Steal This Dream covers all of the important events of Hoffman’s life, as told by his friends and enemies (including some of the law enforcement personnel he had encounters with).  His childhood, his unhappy first marriage, his Freedom Ride experience, his anti-war activism and related pranks, Chicago 68’ and the subsequent trial, his cocaine bust and flight underground, his resurfacing, his environmental activism, his career as a campus speaker and his death are discussed.  With oral biographies there is a lack of critical distance, as the people in the subject’s life tend to rosily wax nostalgic or vent their anger, often over minor details and irrelevant anecdotes, (Abbie’s brother Jack, for example, appears fixated on the radical prankster’s sexual life).  The book is most interesting when Abbie’s self-mythologizing is challenged, for example, when Bob Zellner (an SNCC activist) stated that Hoffman exaggerated his involvement in the civil rights movement.  I believe that for a figure who wrote so much about himself, such commentary is fair and welcome to a researcher, but primarily much of what is critical of Hoffman is focused on minor details rather than on deconstruction of his acts or statements.

This book’s value to a researcher may be primarily in its sources and their quotations.  The statements of many notable figures of the 1960s appear in this book, and while much of what they say is about Hoffman, many statements are also just ruminations on the events of the decade.  Additionally, insights into rivalries between groups, such as the tension between the Diggers and the Yippies, for example, can be found in Sloman’s text, and may help give depth to some of the attitudes different radical factions held towards one another at the time.  

An unfortunate dimension to the experience of reading Steal This Dream is that the connection an interview subject has to Abbie can easily be forgotten.  The text has an appendix that lists all of the interviewees and their status as of the time of publication, but a similar appendix that lists their role in the 1960s or in Hoffman’s life would have been extremely helpful in making the book searchable.  Interviewee names may disappear and then reappear later, and it is easy for the reader (i.e., me) to forget who they were if they are not a well known ex-radical.  Sloman’s subtitle for his text suggests that this book is a history of the American counterculture, from its civil rights movement beginnings through to the 1980s environmental movement.  The book would be useful as a historical text if it contained some means by which a reader may search it quickly.
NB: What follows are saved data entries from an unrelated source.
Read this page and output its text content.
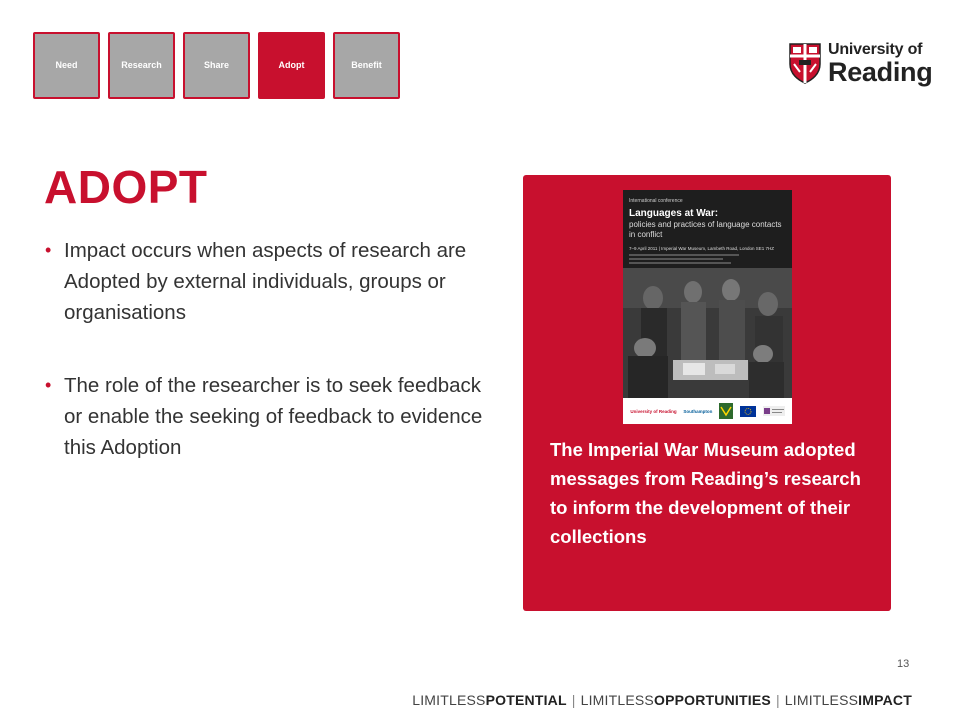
Need	Research	Share	Adopt	Benefit
University of
Reading
ADOPT
• Impact occurs when aspects of research are Adopted by external individuals, groups or organisations
• The role of the researcher is to seek feedback or enable the seeking of feedback to evidence this Adoption
International conference
Languages at War:
policies and practices of language contacts in conflict
7–9 April 2011 | Imperial War Museum, Lambeth Road, London SE1 7HZ
University of Reading Southampton

The Imperial War Museum adopted messages from Reading’s research to inform the development of their collections

13
LIMITLESSPOTENTIAL | LIMITLESSOPPORTUNITIES | LIMITLESSIMPACT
Abbie Hoffman committed suicide in 1989.  There’s a quote, given by New York City poetry maverick John Giorno towards the end of the book, where he quoted  William Burroughs as saying, “He really let us down.”  Many of the final statements of Sloman’s book were in response to Burrough’s shorthand eulogy.  Mike Rossman (I’ve lost track of his connection to Hoffman) said “If anything, Burroughs’ is a reiteration of the attitude which, introjected, helped to kill Abbie.  This demand that the man’s life should not be his own... it appears to me to be an inhuman demand.”  It may have been an inhuman demand, but Sloman’s biography describes a man who loved life as a media figure, and entered the media in order to make similar demands of others.